Il y a aussi un point très important à mettre en lumière lorsque l'on évoque Happiness, c'est la direction des acteurs, qui est faite avec une justesse et une précision admirable, le moindre regard, la moindre ligne de dialogue sont joués avec une justesse déconcertante, il y a un vrai travail là-dessus qui reste ahurissant et montre que Solondz est un grand réalisateur. Je tiens à insister dessus parce que clairement, c'est vraiment un travail admirable.

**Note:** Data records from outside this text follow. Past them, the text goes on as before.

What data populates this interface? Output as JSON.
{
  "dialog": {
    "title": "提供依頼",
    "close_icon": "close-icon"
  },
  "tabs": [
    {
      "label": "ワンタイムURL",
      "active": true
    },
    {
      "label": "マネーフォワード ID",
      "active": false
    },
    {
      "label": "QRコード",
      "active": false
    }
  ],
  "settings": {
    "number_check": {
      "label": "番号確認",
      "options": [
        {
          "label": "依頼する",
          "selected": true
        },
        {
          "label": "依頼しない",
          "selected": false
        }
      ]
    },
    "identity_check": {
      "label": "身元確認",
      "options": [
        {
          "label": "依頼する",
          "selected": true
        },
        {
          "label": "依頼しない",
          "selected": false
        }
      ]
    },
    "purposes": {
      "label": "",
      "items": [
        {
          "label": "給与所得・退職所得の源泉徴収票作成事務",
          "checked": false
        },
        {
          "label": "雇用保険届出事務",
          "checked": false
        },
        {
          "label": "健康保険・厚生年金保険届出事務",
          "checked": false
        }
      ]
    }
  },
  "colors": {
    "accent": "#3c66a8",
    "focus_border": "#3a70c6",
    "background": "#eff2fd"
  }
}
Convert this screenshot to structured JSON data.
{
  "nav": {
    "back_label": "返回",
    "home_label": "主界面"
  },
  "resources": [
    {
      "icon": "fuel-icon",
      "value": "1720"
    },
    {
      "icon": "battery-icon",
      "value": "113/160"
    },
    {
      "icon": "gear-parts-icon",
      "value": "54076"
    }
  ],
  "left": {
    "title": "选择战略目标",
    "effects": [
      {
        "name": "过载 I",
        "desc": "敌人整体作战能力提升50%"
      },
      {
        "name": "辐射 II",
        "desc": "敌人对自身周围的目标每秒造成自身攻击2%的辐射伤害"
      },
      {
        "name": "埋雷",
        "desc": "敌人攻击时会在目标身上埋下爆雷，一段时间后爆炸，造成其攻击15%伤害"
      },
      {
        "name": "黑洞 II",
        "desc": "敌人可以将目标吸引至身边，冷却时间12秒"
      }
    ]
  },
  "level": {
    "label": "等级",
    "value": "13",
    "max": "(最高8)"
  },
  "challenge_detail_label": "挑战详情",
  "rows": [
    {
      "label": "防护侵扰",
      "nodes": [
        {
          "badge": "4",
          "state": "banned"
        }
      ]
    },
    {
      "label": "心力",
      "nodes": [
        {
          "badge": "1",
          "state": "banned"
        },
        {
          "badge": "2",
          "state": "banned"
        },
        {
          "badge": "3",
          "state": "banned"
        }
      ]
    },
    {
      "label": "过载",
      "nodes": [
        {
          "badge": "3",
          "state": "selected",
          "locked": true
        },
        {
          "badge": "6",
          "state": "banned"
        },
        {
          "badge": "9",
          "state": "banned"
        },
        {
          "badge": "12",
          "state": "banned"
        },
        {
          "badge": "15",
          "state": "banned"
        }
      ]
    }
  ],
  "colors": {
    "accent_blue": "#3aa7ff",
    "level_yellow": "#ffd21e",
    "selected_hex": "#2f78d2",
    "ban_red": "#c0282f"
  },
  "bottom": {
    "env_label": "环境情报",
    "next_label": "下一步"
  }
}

Happiness porte, finalement, merveilleusement bien son nom, déjà parce qu'il sert à rendre une séquence assez comique, mais surtout, parce qu'il montre que le seul but de l'existence humaine est la poursuite du bonheur, un bonheur qui reste inaccessible dans une société instable qui nous fait défaut, où autrui, comme soi-même, sont des ennemis qui nous empêchent d'accéder à ce même bonheur tant convoité. Un regard désabusé mais juste sur le monde, son fonctionnement et la condition humaine.
Il est très dur de trouver des films comme ceux de Solondz, en termes de comédie à l'humour aussi cynique, je n'ai trouvé que Dogville dans ce style et ce n'est pas une comédie. Mais pour ceux qui auront apprécié ce film et qui souhaitent en voir d'autres comme celui-ci, je peux également conseiller Welcome to the Dollhouse du même réalisateur et Storytelling, qui est beaucoup plus cruel, par contre.